Administrators must make it clear that colleges of arts and sciences must collaborate with colleges of education, Belcher said, which requires “a fundamental attitude on campus that we’re in this together to produce the best teachers.”
BOG subcommittee’s recommendations
After a year of study, a subcommittee of the Board of Governors recommended just that yesterday in a list of seven recommendations. The recommendations also include:
- Better partnerships between universities and K-12 schools;
- Year-long clinical practice modeled on medical-school education;
- And scholarships for students preparing to teach in high-need areas like science, mathematics and special education, or in rural areas. “We need to strengthen the recruitment of these candidates,” said Board of Governors member Laura Wiley, herself a former teacher. “We need to say why it is good to be a teacher.”

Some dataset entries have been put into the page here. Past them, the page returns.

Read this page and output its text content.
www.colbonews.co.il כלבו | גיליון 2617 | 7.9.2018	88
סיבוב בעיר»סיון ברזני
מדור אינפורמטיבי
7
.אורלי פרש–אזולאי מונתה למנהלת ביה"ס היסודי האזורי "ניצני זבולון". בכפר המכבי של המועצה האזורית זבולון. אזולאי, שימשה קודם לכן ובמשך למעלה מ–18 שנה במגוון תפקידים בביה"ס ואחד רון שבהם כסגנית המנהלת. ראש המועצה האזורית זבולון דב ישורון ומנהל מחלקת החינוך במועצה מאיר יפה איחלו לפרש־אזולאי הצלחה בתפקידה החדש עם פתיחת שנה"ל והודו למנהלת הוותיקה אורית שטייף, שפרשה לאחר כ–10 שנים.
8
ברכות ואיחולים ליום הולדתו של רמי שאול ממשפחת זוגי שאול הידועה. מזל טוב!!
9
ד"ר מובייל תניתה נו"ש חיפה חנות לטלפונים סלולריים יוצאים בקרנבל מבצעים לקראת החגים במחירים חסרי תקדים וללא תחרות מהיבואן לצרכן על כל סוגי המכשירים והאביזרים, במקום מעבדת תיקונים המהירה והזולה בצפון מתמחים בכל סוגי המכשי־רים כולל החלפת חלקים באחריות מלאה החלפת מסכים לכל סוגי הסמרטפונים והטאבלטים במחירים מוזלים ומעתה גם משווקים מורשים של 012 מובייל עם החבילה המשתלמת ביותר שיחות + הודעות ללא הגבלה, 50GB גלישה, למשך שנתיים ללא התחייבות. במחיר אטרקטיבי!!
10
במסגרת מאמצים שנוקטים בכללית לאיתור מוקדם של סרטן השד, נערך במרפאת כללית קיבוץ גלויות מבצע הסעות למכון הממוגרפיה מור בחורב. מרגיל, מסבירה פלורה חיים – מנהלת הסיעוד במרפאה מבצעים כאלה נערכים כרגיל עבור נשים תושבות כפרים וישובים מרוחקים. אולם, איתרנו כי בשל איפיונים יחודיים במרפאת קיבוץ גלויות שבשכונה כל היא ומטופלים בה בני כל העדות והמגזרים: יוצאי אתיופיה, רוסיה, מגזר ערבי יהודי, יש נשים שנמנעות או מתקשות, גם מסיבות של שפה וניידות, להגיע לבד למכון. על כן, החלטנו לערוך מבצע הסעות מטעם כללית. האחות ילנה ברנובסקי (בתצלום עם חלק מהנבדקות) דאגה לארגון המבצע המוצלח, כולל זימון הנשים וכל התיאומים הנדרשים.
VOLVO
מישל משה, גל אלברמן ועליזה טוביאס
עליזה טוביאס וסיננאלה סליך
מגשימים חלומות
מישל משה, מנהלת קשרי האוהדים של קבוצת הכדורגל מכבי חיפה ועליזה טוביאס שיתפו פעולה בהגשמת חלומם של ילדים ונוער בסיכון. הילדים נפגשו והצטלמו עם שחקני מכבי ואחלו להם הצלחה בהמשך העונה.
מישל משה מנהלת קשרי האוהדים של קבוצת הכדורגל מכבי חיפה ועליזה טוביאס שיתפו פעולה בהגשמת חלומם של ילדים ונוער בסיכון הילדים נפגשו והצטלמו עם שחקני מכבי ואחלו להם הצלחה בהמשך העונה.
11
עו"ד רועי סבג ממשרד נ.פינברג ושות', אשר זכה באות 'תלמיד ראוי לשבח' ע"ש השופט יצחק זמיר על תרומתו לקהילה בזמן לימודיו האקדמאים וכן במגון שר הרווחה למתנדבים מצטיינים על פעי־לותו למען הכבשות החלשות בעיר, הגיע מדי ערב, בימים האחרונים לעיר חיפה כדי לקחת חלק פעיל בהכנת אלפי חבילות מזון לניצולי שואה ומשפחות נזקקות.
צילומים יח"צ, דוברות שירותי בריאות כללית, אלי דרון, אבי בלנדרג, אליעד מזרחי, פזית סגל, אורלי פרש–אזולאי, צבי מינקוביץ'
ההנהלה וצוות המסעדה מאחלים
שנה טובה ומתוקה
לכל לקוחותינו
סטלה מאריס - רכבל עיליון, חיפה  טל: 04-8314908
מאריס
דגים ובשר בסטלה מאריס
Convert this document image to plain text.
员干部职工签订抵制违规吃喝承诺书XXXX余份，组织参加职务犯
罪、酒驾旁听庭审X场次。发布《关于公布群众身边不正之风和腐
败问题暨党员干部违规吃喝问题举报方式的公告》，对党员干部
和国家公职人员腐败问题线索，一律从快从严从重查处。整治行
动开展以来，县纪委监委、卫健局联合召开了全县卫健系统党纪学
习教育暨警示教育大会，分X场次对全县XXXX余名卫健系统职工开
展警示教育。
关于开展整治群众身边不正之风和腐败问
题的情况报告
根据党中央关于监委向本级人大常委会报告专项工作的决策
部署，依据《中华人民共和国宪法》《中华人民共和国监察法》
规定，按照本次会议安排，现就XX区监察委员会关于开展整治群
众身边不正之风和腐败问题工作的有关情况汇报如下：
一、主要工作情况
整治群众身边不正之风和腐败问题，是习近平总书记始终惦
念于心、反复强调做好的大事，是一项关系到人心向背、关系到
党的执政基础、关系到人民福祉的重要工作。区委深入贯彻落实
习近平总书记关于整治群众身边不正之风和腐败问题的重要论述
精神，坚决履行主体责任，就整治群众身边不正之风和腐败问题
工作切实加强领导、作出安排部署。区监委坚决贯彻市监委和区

- The panel also recommended expansion and full funding of the NC New Teacher Support Program, a program that relies on experienced teachers to act as “coaches” to support younger teachers in their first three years. The program has shown initial improvements in teacher retention in high-need schools.
“Strengthening the 15 schools of public education is the most important lever the University has in effecting positive change in public education,” said Board of Governors member Hannah Gage, a member of the subcommittee. “It’s fundamental to the prosperity and well-being of North Carolina.”
McCrory: “Cut through the bureaucracy”
Gov. Pat McCrory also spoke to the education leaders, praising the effort to expand mentorships for young teachers, as well as a proposal for extra pay for teachers in high-demand fields or impoverished areas.
But he also criticized an education bureaucracy that he said gets in the way of putting good teachers in classrooms.
“Do you hear me?” he asked the educators in the auditorium.
While the state faces a severe shortage of teachers in science and mathematics, McCrory said, a SAS engineer who wants to teach high school physics might have to take two years of courses to be certified to teach.
“We’ve got to cut through the bureaucracy,” he said.
UNC President Tom Ross wrapped up the gathering by pointing out that North Carolina is already a national leader in assessing teacher effectiveness and identifying weaknesses.
“We’re way ahead of the curve on that,” Ross said. “I think we need to be proud of North Carolina … but recognize as we leave here there’s a lot more to do.”